Skepticism trumps loyalty?
However, a surprising number of users are taking the wait-and-see approach before the phones launch. Just over 35% plan to buy a Galaxy Note 20 even if it has an Exynos version, but their choice will be governed by reviews and benchmarks.
Benchmarks may not be the ultimate judge of a phone’s performance, but it does suggest that users aren’t turned off by the mere mention of Exynos. Still, the majority of those users are likely to be waiting to see if the Exynos 992 makes an appearance. As we’ve discovered in previous clashes with the Galaxy S20, the Exynos 990 really doesn’t measure up when it comes to rival Qualcomm’s silicon.

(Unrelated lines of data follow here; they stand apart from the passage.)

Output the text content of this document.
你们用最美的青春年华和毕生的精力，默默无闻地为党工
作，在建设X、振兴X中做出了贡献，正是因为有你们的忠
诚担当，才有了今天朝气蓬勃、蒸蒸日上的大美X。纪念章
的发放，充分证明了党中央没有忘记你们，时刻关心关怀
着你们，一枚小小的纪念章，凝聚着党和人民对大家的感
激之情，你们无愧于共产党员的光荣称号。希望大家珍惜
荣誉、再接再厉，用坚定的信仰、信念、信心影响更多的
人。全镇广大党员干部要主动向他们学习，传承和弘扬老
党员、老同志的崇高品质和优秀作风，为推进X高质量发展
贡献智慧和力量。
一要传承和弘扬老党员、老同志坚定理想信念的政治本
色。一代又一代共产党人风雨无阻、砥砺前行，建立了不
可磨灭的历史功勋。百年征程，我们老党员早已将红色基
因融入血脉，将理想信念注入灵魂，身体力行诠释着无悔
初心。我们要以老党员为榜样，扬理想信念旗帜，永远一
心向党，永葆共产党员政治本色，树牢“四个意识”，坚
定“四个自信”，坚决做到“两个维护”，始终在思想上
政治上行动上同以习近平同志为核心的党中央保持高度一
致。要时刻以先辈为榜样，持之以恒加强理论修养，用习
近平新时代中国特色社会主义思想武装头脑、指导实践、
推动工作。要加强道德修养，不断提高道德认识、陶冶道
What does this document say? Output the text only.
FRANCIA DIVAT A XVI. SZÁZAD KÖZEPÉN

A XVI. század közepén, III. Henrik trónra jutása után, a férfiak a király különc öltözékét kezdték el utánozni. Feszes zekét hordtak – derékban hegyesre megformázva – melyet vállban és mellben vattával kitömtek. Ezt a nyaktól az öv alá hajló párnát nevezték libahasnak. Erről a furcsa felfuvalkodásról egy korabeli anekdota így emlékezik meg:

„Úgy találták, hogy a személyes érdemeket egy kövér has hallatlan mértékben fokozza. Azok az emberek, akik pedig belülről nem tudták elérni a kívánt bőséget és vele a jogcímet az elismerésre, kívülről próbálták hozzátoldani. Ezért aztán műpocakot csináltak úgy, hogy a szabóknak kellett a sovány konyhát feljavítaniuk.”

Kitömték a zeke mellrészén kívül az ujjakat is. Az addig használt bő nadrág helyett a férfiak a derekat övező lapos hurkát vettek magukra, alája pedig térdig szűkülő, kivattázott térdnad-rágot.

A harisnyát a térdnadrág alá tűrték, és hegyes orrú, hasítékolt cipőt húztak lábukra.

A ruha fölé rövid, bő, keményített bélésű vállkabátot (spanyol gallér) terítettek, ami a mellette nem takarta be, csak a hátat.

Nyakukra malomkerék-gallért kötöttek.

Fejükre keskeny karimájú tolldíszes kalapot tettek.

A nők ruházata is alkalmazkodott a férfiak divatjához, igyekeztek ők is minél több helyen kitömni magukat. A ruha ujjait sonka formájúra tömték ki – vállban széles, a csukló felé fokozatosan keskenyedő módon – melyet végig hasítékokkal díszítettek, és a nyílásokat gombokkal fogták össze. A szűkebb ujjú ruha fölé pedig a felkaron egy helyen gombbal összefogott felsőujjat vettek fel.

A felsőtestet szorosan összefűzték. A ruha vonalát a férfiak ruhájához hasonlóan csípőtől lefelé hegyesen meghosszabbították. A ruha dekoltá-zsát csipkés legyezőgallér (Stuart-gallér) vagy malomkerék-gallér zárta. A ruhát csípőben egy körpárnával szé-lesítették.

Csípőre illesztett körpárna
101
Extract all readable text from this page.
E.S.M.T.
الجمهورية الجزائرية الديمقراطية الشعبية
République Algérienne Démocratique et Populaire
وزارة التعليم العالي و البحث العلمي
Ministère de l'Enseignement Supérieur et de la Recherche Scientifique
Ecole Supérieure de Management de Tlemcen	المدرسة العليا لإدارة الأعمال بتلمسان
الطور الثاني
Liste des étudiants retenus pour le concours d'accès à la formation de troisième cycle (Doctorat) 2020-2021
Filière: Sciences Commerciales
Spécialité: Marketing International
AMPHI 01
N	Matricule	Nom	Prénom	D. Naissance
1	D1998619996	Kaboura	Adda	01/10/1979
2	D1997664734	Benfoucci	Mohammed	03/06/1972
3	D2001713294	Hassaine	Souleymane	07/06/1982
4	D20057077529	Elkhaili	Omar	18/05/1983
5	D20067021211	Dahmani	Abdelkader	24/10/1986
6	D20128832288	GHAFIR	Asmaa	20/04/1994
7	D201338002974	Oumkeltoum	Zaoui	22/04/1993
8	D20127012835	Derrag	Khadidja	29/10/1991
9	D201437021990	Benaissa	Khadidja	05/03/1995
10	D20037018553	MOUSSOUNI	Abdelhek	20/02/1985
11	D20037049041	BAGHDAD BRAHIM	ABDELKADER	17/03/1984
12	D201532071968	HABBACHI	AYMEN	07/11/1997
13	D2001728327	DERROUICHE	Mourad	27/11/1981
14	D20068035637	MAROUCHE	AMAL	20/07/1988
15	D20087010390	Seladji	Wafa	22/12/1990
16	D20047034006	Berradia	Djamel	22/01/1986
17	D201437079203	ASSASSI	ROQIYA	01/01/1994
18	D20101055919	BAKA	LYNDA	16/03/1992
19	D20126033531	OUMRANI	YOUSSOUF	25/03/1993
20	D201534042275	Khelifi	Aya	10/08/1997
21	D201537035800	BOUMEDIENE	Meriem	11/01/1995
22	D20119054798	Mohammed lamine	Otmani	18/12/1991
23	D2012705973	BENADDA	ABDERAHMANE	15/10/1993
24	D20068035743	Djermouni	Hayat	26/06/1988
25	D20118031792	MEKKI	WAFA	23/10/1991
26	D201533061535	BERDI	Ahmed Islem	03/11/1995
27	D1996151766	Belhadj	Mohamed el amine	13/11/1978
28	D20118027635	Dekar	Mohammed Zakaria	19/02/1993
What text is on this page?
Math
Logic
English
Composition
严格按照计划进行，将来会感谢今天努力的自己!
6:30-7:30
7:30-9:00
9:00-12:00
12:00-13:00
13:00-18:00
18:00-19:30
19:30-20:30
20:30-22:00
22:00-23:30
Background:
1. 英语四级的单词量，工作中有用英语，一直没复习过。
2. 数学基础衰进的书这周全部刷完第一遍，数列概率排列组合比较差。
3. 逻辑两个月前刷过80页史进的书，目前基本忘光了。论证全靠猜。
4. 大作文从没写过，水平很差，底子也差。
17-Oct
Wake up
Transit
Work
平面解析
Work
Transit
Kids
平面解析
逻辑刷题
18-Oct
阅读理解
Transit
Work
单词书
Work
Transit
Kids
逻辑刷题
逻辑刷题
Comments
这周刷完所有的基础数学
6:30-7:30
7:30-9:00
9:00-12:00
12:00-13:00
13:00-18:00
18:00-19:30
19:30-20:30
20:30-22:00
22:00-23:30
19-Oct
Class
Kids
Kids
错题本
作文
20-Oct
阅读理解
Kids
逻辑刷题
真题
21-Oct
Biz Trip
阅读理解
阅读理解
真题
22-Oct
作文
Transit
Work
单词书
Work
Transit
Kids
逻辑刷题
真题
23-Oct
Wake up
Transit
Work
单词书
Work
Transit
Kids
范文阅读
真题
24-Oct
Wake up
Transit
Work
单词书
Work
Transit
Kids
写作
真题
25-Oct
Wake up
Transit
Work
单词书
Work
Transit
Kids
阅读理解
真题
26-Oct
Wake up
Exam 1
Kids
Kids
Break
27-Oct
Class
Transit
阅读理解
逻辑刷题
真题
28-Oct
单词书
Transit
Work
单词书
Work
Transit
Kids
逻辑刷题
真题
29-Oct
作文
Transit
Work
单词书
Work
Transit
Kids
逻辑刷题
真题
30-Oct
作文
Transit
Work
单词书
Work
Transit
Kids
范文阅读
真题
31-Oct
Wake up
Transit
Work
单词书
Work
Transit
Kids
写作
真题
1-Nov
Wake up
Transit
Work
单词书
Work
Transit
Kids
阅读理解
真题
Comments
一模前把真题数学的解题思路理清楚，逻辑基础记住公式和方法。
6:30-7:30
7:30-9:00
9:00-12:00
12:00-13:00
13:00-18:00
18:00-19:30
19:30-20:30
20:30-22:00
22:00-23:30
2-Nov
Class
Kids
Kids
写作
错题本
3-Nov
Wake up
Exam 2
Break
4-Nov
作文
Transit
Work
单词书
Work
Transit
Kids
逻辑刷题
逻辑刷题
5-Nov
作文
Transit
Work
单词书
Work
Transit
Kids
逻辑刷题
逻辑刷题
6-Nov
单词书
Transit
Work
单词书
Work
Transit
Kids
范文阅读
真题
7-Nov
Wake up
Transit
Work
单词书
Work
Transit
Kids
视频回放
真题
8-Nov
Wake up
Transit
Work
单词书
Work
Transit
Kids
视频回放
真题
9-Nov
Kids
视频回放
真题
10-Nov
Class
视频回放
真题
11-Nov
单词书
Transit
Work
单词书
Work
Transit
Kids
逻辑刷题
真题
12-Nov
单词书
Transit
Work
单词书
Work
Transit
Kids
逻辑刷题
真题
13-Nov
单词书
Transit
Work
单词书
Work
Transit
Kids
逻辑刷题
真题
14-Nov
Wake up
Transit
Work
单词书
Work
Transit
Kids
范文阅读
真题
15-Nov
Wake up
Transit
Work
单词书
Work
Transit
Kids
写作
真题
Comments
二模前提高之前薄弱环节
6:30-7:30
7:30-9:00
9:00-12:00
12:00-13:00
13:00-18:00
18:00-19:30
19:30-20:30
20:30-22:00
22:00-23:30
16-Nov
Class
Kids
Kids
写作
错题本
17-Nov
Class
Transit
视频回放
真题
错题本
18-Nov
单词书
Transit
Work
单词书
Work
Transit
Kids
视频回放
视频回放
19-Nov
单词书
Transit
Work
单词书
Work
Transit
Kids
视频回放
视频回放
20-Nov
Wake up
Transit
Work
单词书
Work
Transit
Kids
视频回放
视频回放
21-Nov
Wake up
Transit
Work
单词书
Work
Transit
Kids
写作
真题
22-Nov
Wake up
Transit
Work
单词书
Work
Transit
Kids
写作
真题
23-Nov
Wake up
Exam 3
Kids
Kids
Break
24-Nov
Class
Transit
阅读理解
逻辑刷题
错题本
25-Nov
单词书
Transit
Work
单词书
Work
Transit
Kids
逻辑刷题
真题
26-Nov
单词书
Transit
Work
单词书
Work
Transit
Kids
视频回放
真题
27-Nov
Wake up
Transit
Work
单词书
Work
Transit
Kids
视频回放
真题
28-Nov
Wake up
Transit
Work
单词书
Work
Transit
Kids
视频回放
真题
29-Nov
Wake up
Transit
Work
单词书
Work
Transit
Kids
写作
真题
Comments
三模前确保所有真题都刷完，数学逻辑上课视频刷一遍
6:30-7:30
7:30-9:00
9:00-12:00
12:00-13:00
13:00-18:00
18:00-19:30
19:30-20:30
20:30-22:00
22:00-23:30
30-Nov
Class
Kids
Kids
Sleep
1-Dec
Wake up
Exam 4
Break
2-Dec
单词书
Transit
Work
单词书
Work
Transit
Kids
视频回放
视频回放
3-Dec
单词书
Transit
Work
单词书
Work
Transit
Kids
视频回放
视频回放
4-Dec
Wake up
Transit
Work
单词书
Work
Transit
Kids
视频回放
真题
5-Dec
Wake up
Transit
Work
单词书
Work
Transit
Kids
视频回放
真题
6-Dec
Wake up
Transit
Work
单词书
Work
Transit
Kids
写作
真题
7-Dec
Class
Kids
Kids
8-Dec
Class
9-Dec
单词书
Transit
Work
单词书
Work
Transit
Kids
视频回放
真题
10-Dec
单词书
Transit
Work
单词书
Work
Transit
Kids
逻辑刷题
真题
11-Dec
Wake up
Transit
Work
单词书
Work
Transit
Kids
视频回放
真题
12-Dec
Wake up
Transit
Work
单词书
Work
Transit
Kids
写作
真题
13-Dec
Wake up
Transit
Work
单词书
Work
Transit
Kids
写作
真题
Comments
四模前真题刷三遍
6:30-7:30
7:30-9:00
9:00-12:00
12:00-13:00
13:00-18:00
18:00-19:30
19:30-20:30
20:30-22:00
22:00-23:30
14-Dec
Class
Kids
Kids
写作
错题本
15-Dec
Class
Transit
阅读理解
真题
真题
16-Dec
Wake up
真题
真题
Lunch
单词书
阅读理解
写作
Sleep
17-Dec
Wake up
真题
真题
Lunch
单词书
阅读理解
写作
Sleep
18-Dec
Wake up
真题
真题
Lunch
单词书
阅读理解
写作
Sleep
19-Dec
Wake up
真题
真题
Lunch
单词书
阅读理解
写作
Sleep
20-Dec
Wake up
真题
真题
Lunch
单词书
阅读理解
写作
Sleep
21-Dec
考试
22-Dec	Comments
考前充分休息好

Finally, more than a third of respondents said it was the Exynos chipset that was holding them back, even though there was a mid-year upgrade. A good 38% of respondents answered “No, I prefer Samsung devices powered by Snapdragon”, which is a fair answer if performance is paramount.
What is clear is that Exynos has as much a problem with perception as it is with performance. While it’s increasingly unlikely that the Galaxy Note 20 will see a revised Exynos chipset, it would be interesting to see if user opinions change if future Exynos chips challenge the Snapdragons.
This is what you had to say
- Doesn’t matter 5000: I wouldn’t want a Note 20 Ultra with the 990 Exynos, but the smaller version maybe.
- VJ: Only if Exynos is 25% cheaper at any time than the Snapdragon variant.
- Rato Ketu: Exynos whatever is a downgrade, not an upgrade. Benchmark scores don’t tell the whole story. Exynos main objective is to reduce handset costs in certain markets by using an inferior product. That’s all.
- DBS: I do not give a flamingo flying on benchmarks and artificial scores. The size and lack of a headphone jack is why I won’t buy a Note 20. It’s not some silly processor disparity that only a specialized group of tech nerds care about.
- sachouba: If I get 15% less battery life, 30% less sustained performance and poorer quality photos on the Exynos version compared to the Snapdragon version, then I would be satisfied with an Exynos version which costs 200 € cheaper than the Snapdragon version. Otherwise, no thanks.
- Mick J: I wouldn’t mind if it was for sale cheaper than the SD version. Worse performance should mean a lower price. But this is Samsung, the new Apple, they’d rather crawl on broken glass rather than lower the price.
- Tvtbhd: If I’m paying that much money for a flagship phone, I should get the best performance possible, that simple.